Allah, Mutlak Bedî’dir. Ezeli ve ebedi olarak benzersizdir. Ne Zât’ında, ne sıfatlarında, ne fiillerinde ne de O’na ait her hangi bir şeyde benzeri yoktur. Yaratmış olduğu her şey de benzersiz, eksiksiz ve kusursuzdur. Mahlûkatının yaşam şartlarına uyumlu olabileceği tarzda zâhirini yaratmakla birlikte, yaşamını en uygun sürdürebileceği şekilde derin anlayış ve iz’an vererek bâtınını da kusursuz yaratmıştır. Karıncanın çelimsizliği toprağı kazmasına mani değildir. Devenin su depolaması çöl yaşamı için en müsait yaratılış biçimidir. Su içinde yaşayana hava ihtiyacı verilmemiş, hava ile yaşayana suda yaşama imkânı verilmemiştir. Havada uçana kanat gerekmiş, ama yerde yaşayana kuvvetli ayak verilmiştir. Ölüden diriyi çıkarırken (toprağın canlanışı, ölü kalplerin dirilişi),diriden ölüyü çıkararak (nefsi etkisiz kılmak, ölmüş çocuğun annesinden çıkışı), çeşitli misallerle kudretini sanatkârane bir şekilde sergilemiştir. Âlemlerin yaratılışı hem fevkalâde bir düzen içinde, hem de insanoğlunun ihtiyacına cevap verecek ve göz, kulak gibi duyularına hitabedecek tarzdadır. Bütün sistemler yaratılışın ilk emri ile kendi kendine gibi işlemektedir. Her insanın ne iç âlemi ve ne de dışı birbirine benzemez. Milyarlarca insanın bu çokluğu yanı sıra, her biri tek başına bir âlemdir. Biri diğerinden farklı, davranışları, halleri arzuları, ahlâkları farklıdır.

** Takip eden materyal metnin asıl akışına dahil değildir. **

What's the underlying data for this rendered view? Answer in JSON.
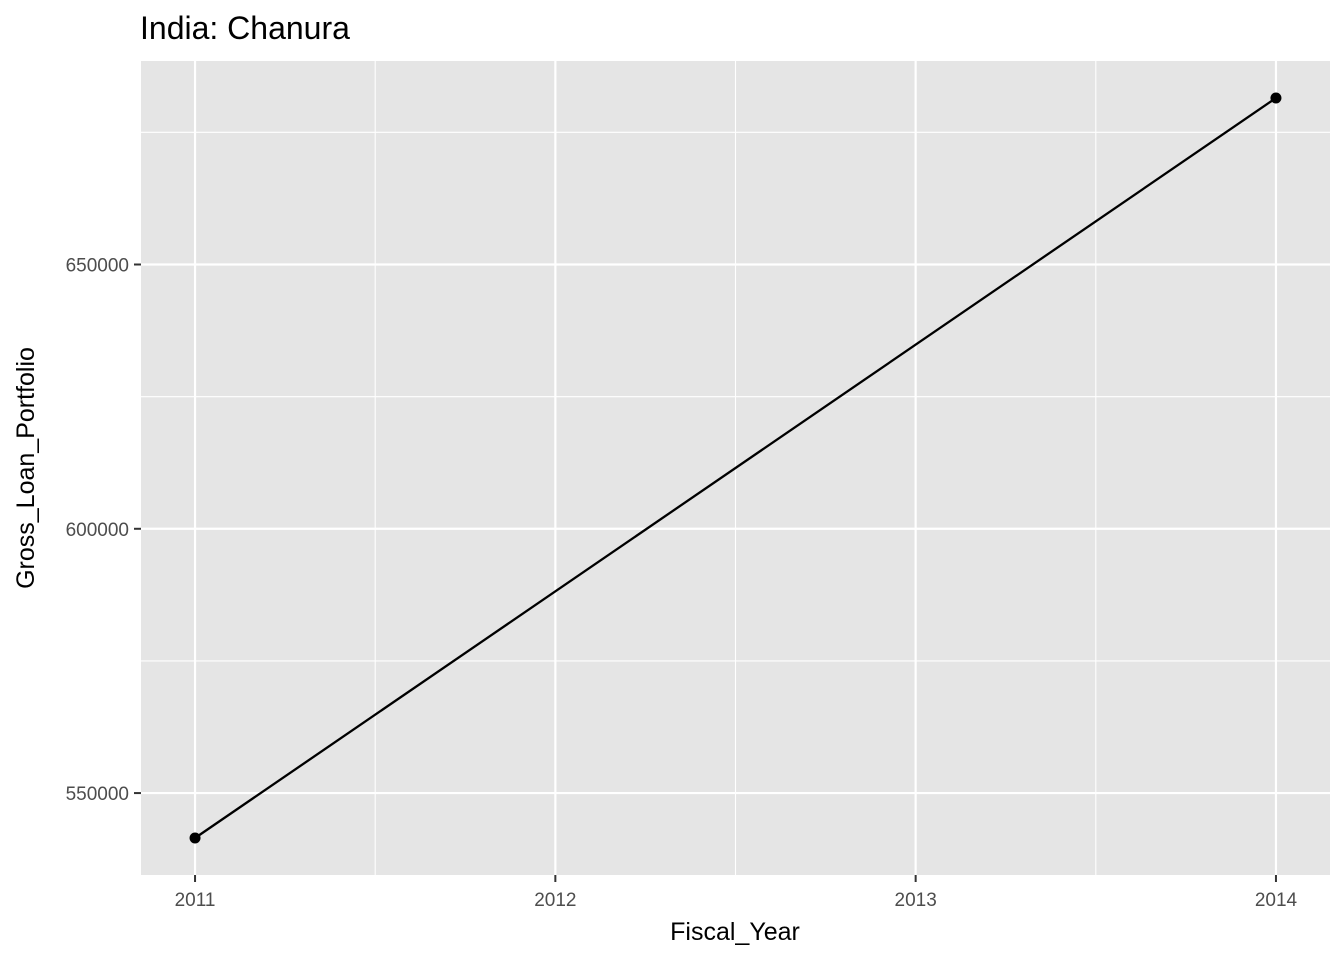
{
  "chart_data": {
    "type": "line",
    "title": "India:  Chanura",
    "xlabel": "Fiscal_Year",
    "ylabel": "Gross_Loan_Portfolio",
    "x": [
      2011,
      2014
    ],
    "y": [
      541500,
      681500
    ],
    "xticks": [
      2011,
      2012,
      2013,
      2014
    ],
    "xtick_labels": [
      "2011",
      "2012",
      "2013",
      "2014"
    ],
    "yticks": [
      550000,
      600000,
      650000
    ],
    "ytick_labels": [
      "550000",
      "600000",
      "650000"
    ],
    "xlim": [
      2010.85,
      2014.15
    ],
    "ylim": [
      534500,
      688500
    ],
    "grid": true,
    "legend": "none",
    "colors": {
      "panel_background": "#e5e5e5",
      "grid_line": "#ffffff",
      "series_line": "#000000",
      "tick_mark": "#333333"
    }
  }
}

Bu ismin insana yansıması: Her insan için hemen hemen vardır. İnsan Allah’ın yarattığı bir şey olarak, O’nun bu ismi ile isimlenmiştir. Sanatkârlar içlerindeki ilhama uyarak ve taklit olmamak üzere sanatlarını icra ettiklerinde, benzeri olmayan eserler verirler. Müzik, resim, ve diğer güzel sanat dallarında, sanatkârın eserleri, Bedî isminin yansıması ile olur. Bu Allah’ın dilediğine verdiği bir lûtuftur. Bu sebeple sanatkâr kıymetli kişidir. Allah’ın bu isminin yansımasının aleni olarak ve herkes tarafından şahit olunuşudur. Böylece sanat eserleri de, kendi çapında kulca bir Bedî olmadır. Bir ayakkabıcının, oymacının, dokumacının eserini imal ederken de, aynı şeyler geçerlidir.

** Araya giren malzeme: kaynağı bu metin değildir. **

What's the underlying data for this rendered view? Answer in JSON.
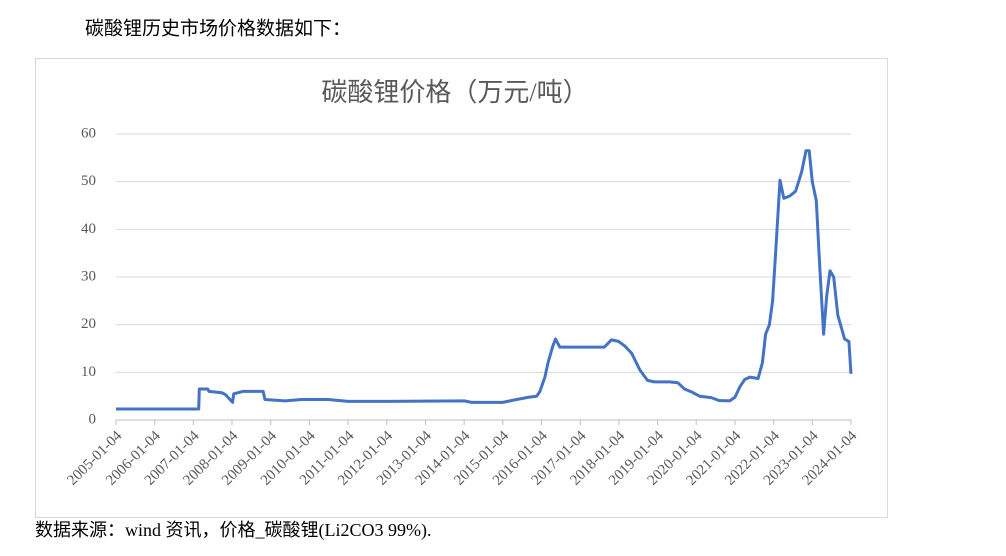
{
  "intro": "碳酸锂历史市场价格数据如下：",
  "source": "数据来源：wind 资讯，价格_碳酸锂(Li2CO3 99%).",
  "chart_data": {
    "type": "line",
    "title": "碳酸锂价格（万元/吨）",
    "color": "#4472c4",
    "grid": true,
    "x": [
      "2005-01-04",
      "2007-02-24",
      "2007-03-01",
      "2007-05-20",
      "2007-06-01",
      "2007-10-01",
      "2007-11-05",
      "2008-01-10",
      "2008-01-20",
      "2008-04-15",
      "2008-10-25",
      "2008-11-10",
      "2009-05-20",
      "2009-10-20",
      "2010-07-01",
      "2011-01-04",
      "2012-01-04",
      "2014-01-04",
      "2014-03-15",
      "2015-01-04",
      "2015-04-20",
      "2015-09-10",
      "2015-11-20",
      "2015-12-20",
      "2016-02-05",
      "2016-03-05",
      "2016-04-20",
      "2016-05-15",
      "2016-06-25",
      "2017-08-20",
      "2017-10-25",
      "2018-01-01",
      "2018-03-01",
      "2018-05-05",
      "2018-07-20",
      "2018-10-01",
      "2018-12-05",
      "2019-04-25",
      "2019-07-15",
      "2019-09-15",
      "2019-12-01",
      "2020-02-05",
      "2020-05-25",
      "2020-08-05",
      "2020-11-15",
      "2021-01-04",
      "2021-02-20",
      "2021-04-05",
      "2021-05-25",
      "2021-08-10",
      "2021-09-20",
      "2021-10-20",
      "2021-11-25",
      "2021-12-25",
      "2022-01-25",
      "2022-03-05",
      "2022-04-10",
      "2022-06-05",
      "2022-07-30",
      "2022-09-25",
      "2022-11-05",
      "2022-12-05",
      "2023-01-04",
      "2023-02-10",
      "2023-03-15",
      "2023-04-20",
      "2023-05-20",
      "2023-06-20",
      "2023-07-25",
      "2023-09-01",
      "2023-11-05",
      "2023-12-15",
      "2024-01-04"
    ],
    "values": [
      2.3,
      2.3,
      6.5,
      6.5,
      6.0,
      5.7,
      5.3,
      3.7,
      5.5,
      6.0,
      6.0,
      4.3,
      4.0,
      4.3,
      4.3,
      3.9,
      3.9,
      4.0,
      3.7,
      3.7,
      4.2,
      4.8,
      5.0,
      6.0,
      9.0,
      12.0,
      15.5,
      17.0,
      15.3,
      15.3,
      16.8,
      16.5,
      15.5,
      14.0,
      10.5,
      8.3,
      8.0,
      8.0,
      7.8,
      6.5,
      5.8,
      5.0,
      4.7,
      4.1,
      4.0,
      4.8,
      7.0,
      8.5,
      9.0,
      8.7,
      12.0,
      18.0,
      20.0,
      25.0,
      36.0,
      50.3,
      46.5,
      47.0,
      48.0,
      52.0,
      56.5,
      56.5,
      50.0,
      46.0,
      32.0,
      18.0,
      26.0,
      31.3,
      30.0,
      22.0,
      17.0,
      16.5,
      9.7
    ],
    "xlim": [
      "2005-01-04",
      "2024-01-04"
    ],
    "xticks": [
      "2005-01-04",
      "2006-01-04",
      "2007-01-04",
      "2008-01-04",
      "2009-01-04",
      "2010-01-04",
      "2011-01-04",
      "2012-01-04",
      "2013-01-04",
      "2014-01-04",
      "2015-01-04",
      "2016-01-04",
      "2017-01-04",
      "2018-01-04",
      "2019-01-04",
      "2020-01-04",
      "2021-01-04",
      "2022-01-04",
      "2023-01-04",
      "2024-01-04"
    ],
    "ylim": [
      0,
      60
    ],
    "yticks": [
      0,
      10,
      20,
      30,
      40,
      50,
      60
    ]
  }
}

İlim ile uğraşanların da icad ettikleri şeyler böyle bir sanattır. İcad ettikleri aslında malûm olan olduğu halde yine de ilk defa su yüzüne çıkaran kendileri olduğundan, sanat olarak kabul edilir. Hepsi de gerek sanatını icra ederken ve gerekse bir buluş ile meşgul iken, diğer insanları istilâ eden kötü hallerden uzak kaldıkları için kalplerini de korumuş olurlar.
Peygamberlerin çoğunun bir sanatı vardı. Velilerin de hatta geçimleri sanatları iledir. Geçimlerini sağlamak için olmasa bile, hoşlandıkları için, faydasız ve lüzumsuz şeylerden uzak kalmanın lûtfunu gördükleri için, sanatı, sanatkârı severler. Güzel sanatların tarih içinde kaybolmadan intikalinin, bu kişilerin katkılarıyla olduğunu söyleyebiliriz. Sanatkâr, Allah’ın yarattığı güzel şeyleri farklı gözle görür ve bize kendi gördüğünü yansıtır. Müzisyen ise doğanın duyamadığımız seslerini duyarak bize duyurur. Bu, onlara Allah’ın dileyerek verdiği lûtfudur.
Peygamberlerinden veya velilerinden veya alimlerinden biri, belli bir husus dolayısıyla asrının Bedî’i olabilir. Fakat bu durum bütün asırları kapsamaz. Ancak kendi asrı dahilinde olabilir. Mutlak Bedî, Allah-ü Teâlâ’dır.